Two bacteria create the tang and thickness of yogurt, Lactobacillus bulgaricus, or sometimes Lactobacillus acidophilus, and Streptococcus thermophilus. Yogurt producers add these bacteria to milk at just the right temperature, about 50 degrees C. The bacteria produce lactic acid, which begin what might be called digestion of the milk, turning it to yogurt. Another word for yogurt's bacteria is probiotics, or live microbes. Some yogurt makers also add prebiotics when making yogurt that provide food for the bacteria. These prebiotics may include carbohydrates, fiber or sugar.

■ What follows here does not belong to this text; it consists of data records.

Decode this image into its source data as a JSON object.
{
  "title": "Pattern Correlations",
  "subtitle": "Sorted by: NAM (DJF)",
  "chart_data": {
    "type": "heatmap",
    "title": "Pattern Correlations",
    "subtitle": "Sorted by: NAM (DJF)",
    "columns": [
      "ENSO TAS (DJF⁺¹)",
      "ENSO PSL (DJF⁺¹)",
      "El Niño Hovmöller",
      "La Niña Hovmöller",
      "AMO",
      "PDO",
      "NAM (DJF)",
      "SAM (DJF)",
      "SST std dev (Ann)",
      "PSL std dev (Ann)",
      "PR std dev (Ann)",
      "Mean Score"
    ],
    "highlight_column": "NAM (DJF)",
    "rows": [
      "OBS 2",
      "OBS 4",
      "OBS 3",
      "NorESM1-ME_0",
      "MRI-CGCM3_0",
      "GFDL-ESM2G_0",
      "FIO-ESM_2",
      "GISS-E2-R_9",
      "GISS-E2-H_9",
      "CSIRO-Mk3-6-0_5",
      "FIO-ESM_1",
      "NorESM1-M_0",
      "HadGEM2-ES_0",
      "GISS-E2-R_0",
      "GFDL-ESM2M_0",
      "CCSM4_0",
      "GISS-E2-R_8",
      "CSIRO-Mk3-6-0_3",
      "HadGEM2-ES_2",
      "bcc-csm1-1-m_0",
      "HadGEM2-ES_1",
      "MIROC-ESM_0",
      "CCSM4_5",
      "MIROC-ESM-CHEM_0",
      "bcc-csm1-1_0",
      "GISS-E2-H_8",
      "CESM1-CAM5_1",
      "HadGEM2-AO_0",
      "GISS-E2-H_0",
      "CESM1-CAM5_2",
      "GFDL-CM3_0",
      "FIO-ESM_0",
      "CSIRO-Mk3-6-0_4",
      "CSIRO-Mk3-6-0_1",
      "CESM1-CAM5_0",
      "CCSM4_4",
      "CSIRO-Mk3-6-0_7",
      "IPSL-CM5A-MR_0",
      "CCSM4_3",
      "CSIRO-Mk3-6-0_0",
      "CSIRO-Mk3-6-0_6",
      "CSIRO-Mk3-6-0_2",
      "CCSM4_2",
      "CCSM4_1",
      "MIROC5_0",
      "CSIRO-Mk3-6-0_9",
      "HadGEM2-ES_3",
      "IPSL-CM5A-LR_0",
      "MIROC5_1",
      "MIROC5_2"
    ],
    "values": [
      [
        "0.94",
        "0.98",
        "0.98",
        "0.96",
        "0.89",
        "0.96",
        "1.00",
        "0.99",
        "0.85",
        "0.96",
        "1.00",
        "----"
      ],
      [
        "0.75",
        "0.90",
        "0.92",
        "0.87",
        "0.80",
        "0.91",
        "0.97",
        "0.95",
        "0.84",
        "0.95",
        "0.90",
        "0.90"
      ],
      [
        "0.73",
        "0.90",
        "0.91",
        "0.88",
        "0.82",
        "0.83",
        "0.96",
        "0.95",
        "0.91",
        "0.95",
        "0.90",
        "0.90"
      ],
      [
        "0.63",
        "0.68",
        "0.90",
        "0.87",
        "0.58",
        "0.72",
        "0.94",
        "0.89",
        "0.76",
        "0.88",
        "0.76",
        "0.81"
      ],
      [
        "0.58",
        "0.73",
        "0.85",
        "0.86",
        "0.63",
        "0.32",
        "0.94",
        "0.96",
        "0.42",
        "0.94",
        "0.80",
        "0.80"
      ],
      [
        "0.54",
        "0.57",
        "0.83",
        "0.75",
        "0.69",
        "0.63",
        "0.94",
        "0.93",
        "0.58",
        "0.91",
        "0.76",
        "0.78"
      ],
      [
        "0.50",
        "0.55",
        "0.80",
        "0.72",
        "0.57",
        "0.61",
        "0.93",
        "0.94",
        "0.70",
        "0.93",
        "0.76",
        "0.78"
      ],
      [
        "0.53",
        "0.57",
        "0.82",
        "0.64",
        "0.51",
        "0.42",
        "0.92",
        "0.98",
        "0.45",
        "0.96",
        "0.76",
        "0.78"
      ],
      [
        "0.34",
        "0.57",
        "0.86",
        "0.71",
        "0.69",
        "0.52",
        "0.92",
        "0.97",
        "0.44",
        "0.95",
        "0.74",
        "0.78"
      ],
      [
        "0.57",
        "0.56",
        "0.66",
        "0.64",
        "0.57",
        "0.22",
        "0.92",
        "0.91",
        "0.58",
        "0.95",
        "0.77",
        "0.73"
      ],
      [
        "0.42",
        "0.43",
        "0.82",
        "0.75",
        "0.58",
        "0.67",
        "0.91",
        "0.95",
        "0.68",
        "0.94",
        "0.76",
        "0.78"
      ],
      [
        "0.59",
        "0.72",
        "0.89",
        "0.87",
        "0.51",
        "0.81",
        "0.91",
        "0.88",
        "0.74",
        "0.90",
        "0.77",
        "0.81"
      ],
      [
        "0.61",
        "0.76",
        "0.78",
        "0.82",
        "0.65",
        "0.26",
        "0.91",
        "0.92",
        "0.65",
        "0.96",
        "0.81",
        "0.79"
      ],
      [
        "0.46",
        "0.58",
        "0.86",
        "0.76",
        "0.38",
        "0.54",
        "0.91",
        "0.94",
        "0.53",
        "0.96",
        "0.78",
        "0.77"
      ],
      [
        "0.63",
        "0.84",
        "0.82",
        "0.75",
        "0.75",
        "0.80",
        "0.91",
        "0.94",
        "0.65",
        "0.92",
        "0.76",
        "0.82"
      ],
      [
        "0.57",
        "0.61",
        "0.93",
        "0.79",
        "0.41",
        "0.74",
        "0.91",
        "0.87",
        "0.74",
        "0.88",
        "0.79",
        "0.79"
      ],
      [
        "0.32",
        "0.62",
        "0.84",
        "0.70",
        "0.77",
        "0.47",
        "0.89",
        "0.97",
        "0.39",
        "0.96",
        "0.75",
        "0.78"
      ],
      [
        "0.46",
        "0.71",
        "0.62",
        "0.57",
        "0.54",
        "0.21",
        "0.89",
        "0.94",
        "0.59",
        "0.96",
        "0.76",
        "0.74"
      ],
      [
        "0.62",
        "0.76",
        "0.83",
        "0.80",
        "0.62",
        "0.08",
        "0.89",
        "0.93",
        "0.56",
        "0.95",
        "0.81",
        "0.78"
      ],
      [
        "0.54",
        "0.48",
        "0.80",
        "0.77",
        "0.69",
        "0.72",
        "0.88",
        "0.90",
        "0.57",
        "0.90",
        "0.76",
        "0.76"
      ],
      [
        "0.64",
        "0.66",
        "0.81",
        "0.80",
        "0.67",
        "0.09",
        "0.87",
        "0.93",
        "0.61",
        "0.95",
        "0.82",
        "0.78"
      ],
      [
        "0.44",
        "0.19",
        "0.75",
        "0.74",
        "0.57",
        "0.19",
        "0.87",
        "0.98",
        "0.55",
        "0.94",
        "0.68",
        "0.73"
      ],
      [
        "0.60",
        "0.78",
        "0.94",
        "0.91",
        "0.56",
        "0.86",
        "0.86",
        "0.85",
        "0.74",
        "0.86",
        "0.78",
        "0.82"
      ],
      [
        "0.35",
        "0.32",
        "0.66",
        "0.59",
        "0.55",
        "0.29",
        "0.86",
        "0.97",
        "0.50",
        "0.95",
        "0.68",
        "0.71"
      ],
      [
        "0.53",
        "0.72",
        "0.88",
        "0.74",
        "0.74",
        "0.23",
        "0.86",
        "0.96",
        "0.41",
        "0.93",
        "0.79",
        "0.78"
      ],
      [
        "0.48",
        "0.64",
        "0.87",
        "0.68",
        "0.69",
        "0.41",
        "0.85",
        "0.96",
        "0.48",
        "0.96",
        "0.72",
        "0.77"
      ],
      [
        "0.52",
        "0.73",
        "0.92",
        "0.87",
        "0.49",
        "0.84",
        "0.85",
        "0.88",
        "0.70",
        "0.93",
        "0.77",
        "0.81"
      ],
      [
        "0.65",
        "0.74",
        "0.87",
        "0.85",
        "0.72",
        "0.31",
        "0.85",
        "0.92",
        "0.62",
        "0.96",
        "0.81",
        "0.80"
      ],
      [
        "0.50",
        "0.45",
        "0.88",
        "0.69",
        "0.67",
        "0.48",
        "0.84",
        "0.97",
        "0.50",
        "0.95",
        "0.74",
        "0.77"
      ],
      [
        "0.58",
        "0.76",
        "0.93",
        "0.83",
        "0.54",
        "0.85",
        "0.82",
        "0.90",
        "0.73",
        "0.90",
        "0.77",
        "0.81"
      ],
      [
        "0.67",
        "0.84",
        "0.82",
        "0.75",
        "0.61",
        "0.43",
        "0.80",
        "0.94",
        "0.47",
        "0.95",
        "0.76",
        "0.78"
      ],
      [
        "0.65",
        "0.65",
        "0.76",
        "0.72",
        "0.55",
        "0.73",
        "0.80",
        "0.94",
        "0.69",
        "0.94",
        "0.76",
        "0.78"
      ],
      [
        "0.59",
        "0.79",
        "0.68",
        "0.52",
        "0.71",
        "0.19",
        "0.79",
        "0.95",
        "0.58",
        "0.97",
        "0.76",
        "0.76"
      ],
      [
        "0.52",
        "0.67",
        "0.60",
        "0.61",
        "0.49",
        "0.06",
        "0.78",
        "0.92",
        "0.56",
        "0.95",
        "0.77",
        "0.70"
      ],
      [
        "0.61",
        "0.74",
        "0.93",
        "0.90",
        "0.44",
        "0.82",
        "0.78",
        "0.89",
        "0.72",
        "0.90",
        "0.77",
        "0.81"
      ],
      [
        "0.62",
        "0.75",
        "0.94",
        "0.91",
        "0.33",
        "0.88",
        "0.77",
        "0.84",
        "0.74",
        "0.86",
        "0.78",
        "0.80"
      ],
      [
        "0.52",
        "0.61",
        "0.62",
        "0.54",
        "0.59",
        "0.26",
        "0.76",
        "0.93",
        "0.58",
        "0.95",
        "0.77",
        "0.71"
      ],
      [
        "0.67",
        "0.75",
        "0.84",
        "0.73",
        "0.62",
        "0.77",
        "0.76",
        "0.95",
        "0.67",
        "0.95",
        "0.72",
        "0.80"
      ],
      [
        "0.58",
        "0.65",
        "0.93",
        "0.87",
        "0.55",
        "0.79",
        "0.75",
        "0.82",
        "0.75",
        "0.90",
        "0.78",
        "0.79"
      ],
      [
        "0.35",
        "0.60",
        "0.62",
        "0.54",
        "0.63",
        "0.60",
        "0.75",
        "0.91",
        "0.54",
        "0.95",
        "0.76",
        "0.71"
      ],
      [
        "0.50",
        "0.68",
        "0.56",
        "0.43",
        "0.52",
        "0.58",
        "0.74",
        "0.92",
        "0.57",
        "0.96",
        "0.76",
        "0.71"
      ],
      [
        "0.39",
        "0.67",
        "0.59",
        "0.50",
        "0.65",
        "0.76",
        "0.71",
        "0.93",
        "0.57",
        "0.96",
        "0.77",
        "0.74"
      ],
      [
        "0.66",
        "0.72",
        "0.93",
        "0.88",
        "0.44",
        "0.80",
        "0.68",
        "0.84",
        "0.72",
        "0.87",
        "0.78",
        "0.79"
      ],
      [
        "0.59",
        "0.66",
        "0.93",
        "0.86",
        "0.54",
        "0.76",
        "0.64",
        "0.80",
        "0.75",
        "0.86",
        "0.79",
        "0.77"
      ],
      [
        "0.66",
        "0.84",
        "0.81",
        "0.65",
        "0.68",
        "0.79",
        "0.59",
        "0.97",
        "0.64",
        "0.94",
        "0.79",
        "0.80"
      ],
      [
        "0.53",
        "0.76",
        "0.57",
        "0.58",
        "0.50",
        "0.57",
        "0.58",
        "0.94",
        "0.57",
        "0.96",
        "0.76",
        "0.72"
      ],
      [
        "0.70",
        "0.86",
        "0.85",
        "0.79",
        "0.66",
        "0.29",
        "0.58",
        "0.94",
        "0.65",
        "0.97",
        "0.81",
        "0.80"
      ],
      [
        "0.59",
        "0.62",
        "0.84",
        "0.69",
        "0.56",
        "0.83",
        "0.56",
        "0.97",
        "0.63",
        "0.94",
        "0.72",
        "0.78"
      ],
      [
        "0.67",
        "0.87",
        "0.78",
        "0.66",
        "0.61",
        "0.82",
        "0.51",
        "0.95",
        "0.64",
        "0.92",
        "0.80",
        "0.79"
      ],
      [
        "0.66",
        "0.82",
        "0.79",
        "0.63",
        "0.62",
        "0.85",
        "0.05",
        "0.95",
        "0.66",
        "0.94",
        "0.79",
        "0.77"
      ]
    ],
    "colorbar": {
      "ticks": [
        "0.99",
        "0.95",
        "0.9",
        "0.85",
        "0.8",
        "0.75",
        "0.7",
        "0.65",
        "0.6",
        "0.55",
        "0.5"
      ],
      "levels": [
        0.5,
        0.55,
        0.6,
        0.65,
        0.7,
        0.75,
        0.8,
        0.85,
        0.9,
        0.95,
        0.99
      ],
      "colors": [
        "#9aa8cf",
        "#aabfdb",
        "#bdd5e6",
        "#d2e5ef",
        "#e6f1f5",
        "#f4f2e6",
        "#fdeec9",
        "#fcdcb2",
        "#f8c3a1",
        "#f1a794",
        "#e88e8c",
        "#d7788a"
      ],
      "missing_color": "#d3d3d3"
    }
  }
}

Yeast Breads, Beer and Wine

As the single-celled yeast fungi eat sugar and starch from bread flour or beer hops, they produce carbon dioxide and alcohol. In the process, bread rises and the air holes from the carbon dioxide bubbles create an airy texture in the bread. Makers of beer and champagne need both the alcohol as well as the sparkling effect the carbon dioxide produces. Both bread-making and alcohol production need just the right amount of moisture, food and warm temperature for the yeast to grow.

Cheese

All cheese-making relies on bacteria called rennin, or chymosin. These bacteria, originally from enzymes from the stomach of a cow or calf, convert milk into solids, called curds, and liquid, called whey. The curds turn into cheese once they are dried and salted. After 1990, manufacturers began making cheese with genetically modified chymosin, which then produces the rennin needed for the cheese-making process. For blue cheese, the cheese-maker injects penicillium bacteria, gathered from another blue cheese, into any cheese when it is still in the curds-and-whey stage. Holes poked in the curd with a sterilized poker provide the bacteria with the air it needs to grow and form the distinctive color and flavor of blue cheese.

Chocolate

Chocolate illustrates the principle that bacteria exist everywhere. Chocolate begins with cacao seeds that are exposed to bacteria from splitting tools, workers' hands, carrying boxes and anything else they come into contact with. When the seeds are split, heaped into covered piles and left for five to seven days, they begin to warm, and the bacteria, as well as fungi and yeasts, begin to grow and ferment on the pulp that surrounds the cacao beans. During this process, the cacao seeds turn dark brown and develop their chocolate flavor. Once the beans dry and are roasted, all traces of bacteria and yeast disappear.